Und dieser Ort ist einfach… wow!!!

So viel Essen, eine unüberschaubare Masse an provisorischen, selbstgebastelten Street-Food-Ständen, alles zum Probieren, überall Menschen, Geschäfte und Lädchen mit Krimskrams ohne Ende, einfach riesenriesengross! Wir haben gegessen und gegessen und geguckt und gestaunt, Klamotten, Schuhe, Zeug, Leute – crazy!

Ein Labyrinth aus Essenständen. Für jeden Geschmack ist etwas dabei, die Auswahl schier unendlich. Dilemma: man ist immer zu früh satt!

Ein Labyrinth aus Essenständen. Für jeden Geschmack ist etwas dabei, die Auswahl schier unendlich.

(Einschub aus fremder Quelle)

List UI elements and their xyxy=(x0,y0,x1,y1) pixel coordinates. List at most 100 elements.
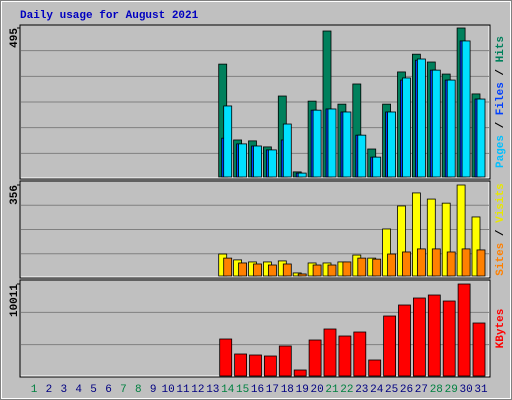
bar xyxy=(297,273,307,277)
x-tick-label: 11 xyxy=(176,384,190,396)
bar xyxy=(327,264,337,277)
legend: KBytes xyxy=(495,309,507,349)
bar xyxy=(267,264,277,277)
x-tick-label: 31 xyxy=(474,384,488,396)
x-tick-label: 1 xyxy=(31,384,38,396)
y-tick-label: 10011 xyxy=(9,284,21,317)
legend-entry: Hits xyxy=(495,36,507,62)
bar xyxy=(472,322,486,377)
x-tick-label: 28 xyxy=(430,384,443,396)
bar xyxy=(431,248,441,277)
x-tick-label: 30 xyxy=(459,384,472,396)
bar xyxy=(253,263,262,277)
x-tick-label: 29 xyxy=(445,384,458,396)
x-tick-label: 22 xyxy=(340,384,353,396)
x-tick-label: 27 xyxy=(415,384,428,396)
bar xyxy=(223,257,233,277)
bar xyxy=(238,143,248,178)
bar xyxy=(323,328,337,377)
x-tick-label: 7 xyxy=(120,384,127,396)
bar xyxy=(267,149,277,178)
bar xyxy=(476,249,486,277)
bar xyxy=(357,134,367,178)
legend-separator: / xyxy=(495,115,507,135)
x-tick-label: 23 xyxy=(355,384,368,396)
bar xyxy=(308,339,322,377)
bar xyxy=(397,205,406,277)
x-tick-label: 12 xyxy=(191,384,204,396)
x-tick-label: 19 xyxy=(296,384,309,396)
bar xyxy=(457,283,471,377)
chart-title: Daily usage for August 2021 xyxy=(20,10,199,22)
x-tick-label: 20 xyxy=(310,384,323,396)
bar xyxy=(293,369,307,377)
bar xyxy=(471,216,481,277)
x-tick-label: 8 xyxy=(135,384,142,396)
bar xyxy=(357,257,367,277)
bar xyxy=(297,172,307,178)
bar xyxy=(372,156,382,178)
bar xyxy=(416,248,426,277)
y-tick-label: 356 xyxy=(9,185,21,205)
legend-entry: Visits xyxy=(495,183,507,223)
x-tick-label: 25 xyxy=(385,384,398,396)
bar xyxy=(476,98,486,178)
bar xyxy=(398,304,411,377)
x-tick-label: 21 xyxy=(325,384,339,396)
bar xyxy=(327,108,337,178)
x-tick-label: 4 xyxy=(75,384,82,396)
bar xyxy=(282,123,292,178)
bar xyxy=(278,345,292,377)
x-tick-label: 18 xyxy=(281,384,294,396)
bar xyxy=(383,315,397,377)
legend: Sites / Visits xyxy=(495,183,507,275)
bar xyxy=(353,331,367,377)
bar xyxy=(426,198,436,277)
bar xyxy=(368,359,382,377)
bar xyxy=(387,111,397,178)
bar xyxy=(312,264,322,277)
bar xyxy=(312,109,322,178)
x-tick-label: 15 xyxy=(236,384,249,396)
bar xyxy=(219,338,233,377)
bar xyxy=(282,263,292,277)
bar xyxy=(431,69,441,178)
legend-separator: / xyxy=(495,62,507,82)
x-tick-label: 24 xyxy=(370,384,384,396)
x-tick-label: 13 xyxy=(206,384,219,396)
bar xyxy=(411,192,421,277)
legend-entry: Pages xyxy=(495,135,507,168)
legend: Pages / Files / Hits xyxy=(495,36,507,168)
bar xyxy=(412,297,426,377)
x-tick-label: 6 xyxy=(105,384,112,396)
bar xyxy=(416,58,426,178)
bar xyxy=(446,251,456,277)
legend-separator: / xyxy=(495,223,507,243)
bar xyxy=(441,202,451,277)
bar xyxy=(238,262,248,277)
bar xyxy=(372,258,382,277)
bar xyxy=(461,248,471,277)
bar xyxy=(234,353,248,377)
x-tick-label: 17 xyxy=(266,384,279,396)
x-tick-label: 16 xyxy=(251,384,264,396)
bar xyxy=(263,355,277,377)
bar xyxy=(402,251,411,277)
x-tick-label: 10 xyxy=(161,384,174,396)
bar xyxy=(461,40,471,178)
legend-entry: Sites xyxy=(495,243,507,276)
x-tick-label: 5 xyxy=(90,384,97,396)
bar xyxy=(342,111,352,178)
bar xyxy=(253,145,262,178)
legend-entry: KBytes xyxy=(495,309,507,349)
x-tick-label: 26 xyxy=(400,384,413,396)
bar xyxy=(223,105,233,178)
bar xyxy=(442,300,456,377)
bar xyxy=(427,294,441,377)
bar xyxy=(342,261,352,277)
x-tick-label: 3 xyxy=(60,384,67,396)
legend-entry: Files xyxy=(495,82,507,115)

Dilemma: man ist immer zu früh satt!

Es gefällt uns so gut, dass alle weiteren Pläne für heute spontan hinfällig sind. Verzaubert von der Magie dieses Markts und der Atmosphäre der vielen emsig beschäftigen Leute lassen wir uns mitziehen und stürzen uns mitten in den bunten Trubel.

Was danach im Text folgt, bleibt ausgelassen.